• sabahın köründe kalkıp, daha sonra pazartesi sendromu olduğunu anlayacağım duygular eşliğinde tanımadığım kalabalık bir yere götürülmem, bu tanımadığım yerde tanımadığım insanlarla birlikte saatlerce beklemem, erkeklerin şaşkın ve çekingen, kızların ise güzel olması. sonrasında annemin beni gelip alması ve rahatlamam.
  • ilk dersin teneffüsünde annemi bulmak için koştururken koridorda bir öğretmene çarpıp "özür dilerim amca" demek.
  • okula gideceğinin son derece bilincinde olan haminne potansiyelli inek adayı halimle sınıftaki tüm arkadaşlarımın zırıl zırıl ağlarlarken onların anormal olduğunu düşündüğüm, ve bir an önce derse geçmek isteğimle 1.20 boyundaki öğrenme, eğitim aşkıyla coşan küçük bir kız çocuğu olarak baba hadi git artık sen derse başlayalım demem.

    (bkz: o kızı yeniden büyütmeliyim)
  • ağlayan o kadar çok çocuk vardı ki, ben tüm gün sadece onları izledim.

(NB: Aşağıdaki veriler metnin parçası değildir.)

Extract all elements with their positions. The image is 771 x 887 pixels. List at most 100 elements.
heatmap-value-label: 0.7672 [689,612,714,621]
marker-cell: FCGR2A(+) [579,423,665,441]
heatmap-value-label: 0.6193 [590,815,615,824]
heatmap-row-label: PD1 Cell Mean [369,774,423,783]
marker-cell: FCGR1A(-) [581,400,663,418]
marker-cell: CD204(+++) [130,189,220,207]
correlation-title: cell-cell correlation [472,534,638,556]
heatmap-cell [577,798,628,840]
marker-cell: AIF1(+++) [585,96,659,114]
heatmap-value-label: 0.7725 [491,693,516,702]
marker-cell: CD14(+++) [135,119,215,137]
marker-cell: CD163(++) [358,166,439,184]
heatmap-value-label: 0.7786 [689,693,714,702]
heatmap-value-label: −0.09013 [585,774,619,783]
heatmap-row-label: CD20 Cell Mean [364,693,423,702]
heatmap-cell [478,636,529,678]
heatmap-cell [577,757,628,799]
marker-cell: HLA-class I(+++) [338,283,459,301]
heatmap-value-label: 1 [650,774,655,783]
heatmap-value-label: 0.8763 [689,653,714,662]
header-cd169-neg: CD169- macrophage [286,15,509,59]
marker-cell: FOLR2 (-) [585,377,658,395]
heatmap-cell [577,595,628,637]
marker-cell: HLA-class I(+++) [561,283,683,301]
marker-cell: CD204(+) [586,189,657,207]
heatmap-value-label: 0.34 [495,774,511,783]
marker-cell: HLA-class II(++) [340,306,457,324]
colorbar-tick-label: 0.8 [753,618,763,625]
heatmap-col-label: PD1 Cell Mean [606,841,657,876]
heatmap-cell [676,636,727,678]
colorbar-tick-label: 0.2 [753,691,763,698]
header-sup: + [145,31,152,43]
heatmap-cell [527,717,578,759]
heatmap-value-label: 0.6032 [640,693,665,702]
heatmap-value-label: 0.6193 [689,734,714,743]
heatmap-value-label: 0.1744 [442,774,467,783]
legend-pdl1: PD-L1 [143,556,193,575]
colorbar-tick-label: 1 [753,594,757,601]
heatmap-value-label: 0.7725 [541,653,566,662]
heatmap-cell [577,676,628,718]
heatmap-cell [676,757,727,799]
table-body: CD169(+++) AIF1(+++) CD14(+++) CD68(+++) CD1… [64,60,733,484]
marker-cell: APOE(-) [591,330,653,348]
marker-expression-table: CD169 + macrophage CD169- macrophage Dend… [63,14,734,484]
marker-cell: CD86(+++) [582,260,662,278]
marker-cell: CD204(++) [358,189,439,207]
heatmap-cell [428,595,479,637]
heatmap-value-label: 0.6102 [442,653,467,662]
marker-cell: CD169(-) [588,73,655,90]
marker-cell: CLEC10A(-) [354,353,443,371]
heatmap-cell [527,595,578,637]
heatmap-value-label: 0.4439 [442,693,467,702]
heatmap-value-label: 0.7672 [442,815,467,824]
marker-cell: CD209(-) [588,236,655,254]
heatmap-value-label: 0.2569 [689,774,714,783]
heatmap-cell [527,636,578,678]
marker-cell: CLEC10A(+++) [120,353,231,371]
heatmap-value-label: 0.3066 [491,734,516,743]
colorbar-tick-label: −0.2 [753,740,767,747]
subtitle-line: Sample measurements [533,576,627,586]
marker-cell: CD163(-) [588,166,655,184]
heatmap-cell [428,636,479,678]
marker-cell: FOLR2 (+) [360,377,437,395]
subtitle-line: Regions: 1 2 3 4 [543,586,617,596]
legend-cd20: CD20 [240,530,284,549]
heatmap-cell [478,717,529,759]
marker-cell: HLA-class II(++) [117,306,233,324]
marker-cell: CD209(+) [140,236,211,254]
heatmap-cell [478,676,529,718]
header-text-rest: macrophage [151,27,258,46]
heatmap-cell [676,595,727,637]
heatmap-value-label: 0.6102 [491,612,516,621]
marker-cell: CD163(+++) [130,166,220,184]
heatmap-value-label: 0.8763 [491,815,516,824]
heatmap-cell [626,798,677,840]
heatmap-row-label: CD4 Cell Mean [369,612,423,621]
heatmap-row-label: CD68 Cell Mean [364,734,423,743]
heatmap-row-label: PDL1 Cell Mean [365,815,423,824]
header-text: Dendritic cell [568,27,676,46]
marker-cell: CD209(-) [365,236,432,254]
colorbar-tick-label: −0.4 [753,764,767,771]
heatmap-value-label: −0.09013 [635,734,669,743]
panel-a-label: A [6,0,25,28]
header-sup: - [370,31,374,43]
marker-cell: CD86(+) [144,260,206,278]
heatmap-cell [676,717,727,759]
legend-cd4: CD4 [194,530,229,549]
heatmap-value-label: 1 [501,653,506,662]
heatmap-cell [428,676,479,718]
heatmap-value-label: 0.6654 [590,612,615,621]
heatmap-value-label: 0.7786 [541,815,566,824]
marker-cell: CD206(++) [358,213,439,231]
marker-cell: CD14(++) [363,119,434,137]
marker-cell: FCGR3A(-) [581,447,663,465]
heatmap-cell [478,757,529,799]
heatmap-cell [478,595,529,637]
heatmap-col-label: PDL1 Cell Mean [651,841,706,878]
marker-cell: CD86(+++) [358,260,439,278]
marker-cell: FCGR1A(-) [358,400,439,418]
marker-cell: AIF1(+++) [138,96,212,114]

    ama en ilginç olanı bir çocuğun altına işemesi olmuştur.
  • çok sevinçli olduğum sahneler kaldı aklımda. benden bir yaş büyük olan abim ile başladım okula. ilk sabah okul yoluna girdiğimizde koştura koştura şarkı söyleyerek büyük bir keyifle gitmiştik. ben küçük olunca hoca biraz daha büyüsün deyip eve göndermek istemişti ama gitmedim. neresi cazip geldiyse o kafayla okulun, inat edip kaldım. hatta öğretmen derslerine göre bir iki ay içinde yollarım bu kızı okuldan deyince daha bir derslere sarılmıştım. o gün bugündür kim neyi yapamazsın dese yapıyorum. şimdi ki aklım olsa bir yıl daha evde kalır, abim okuldayken evin hakimiyetini ele geçirip misler gibi çizgi filmlerimi izler, uyurdum.
  • (bkz: müstakbel eşim)

    ilkokulun ilk günü insan aşık olur mu, oluyormuş işte. taa o günlerden bugünlere 20 yıl geçmiş aradan ve sonunda evliliğe bir adım uzaktayız.

    edit: evet evlendik.
  • fatih ilk öğretim okulunda okumuştum ilkokulu. ilk girdiğim dakikaları dahi hatırlarım. sınıf tam 115 kişiydi ve bu kadar kalabalığı hayatımda ilk defa görüyordum bir odada. inanılmaz şaşkınlık verici ve yer yer korkutucuydu. sonra ben hiç bir sıraya sığamayınca ilhan elibol isimli hocamız beni kendi sandalyesine oturtmuştu. o günden beri eğitime hastayım. master öğrencisiyim. okumaya devam.

    edit: fatih dediğim yer sur içi fatih arkadaşlar. fatih camii'nin yanındaki okul. bp'nin karşısındaki.
  • salya sümük ağlama. derinlikli bir "benim burada ne işim var ?" duygusu. kokulu silgi..
  • 24 sene oldu çok hatırlamıyorum ama ağlamadığımı hatırlıyorum.
  • evimiz okula yakındı bir ana cadde geçip 3-4 sokak sonrasındaydı çok iyi hatırlıyorum tek başıma gitmek istemiştim ve gitmiştimde. daha sınıflara girmeden okulun bahçesinde sıra oluyorduk ve kafamı kaldırıp güneşe bakmıştım bu anı asla unutma demiştim kendi kendime... ne kadar büyük bir olaymış benim için, hiç unutamam o hareketlerimi ve o anı.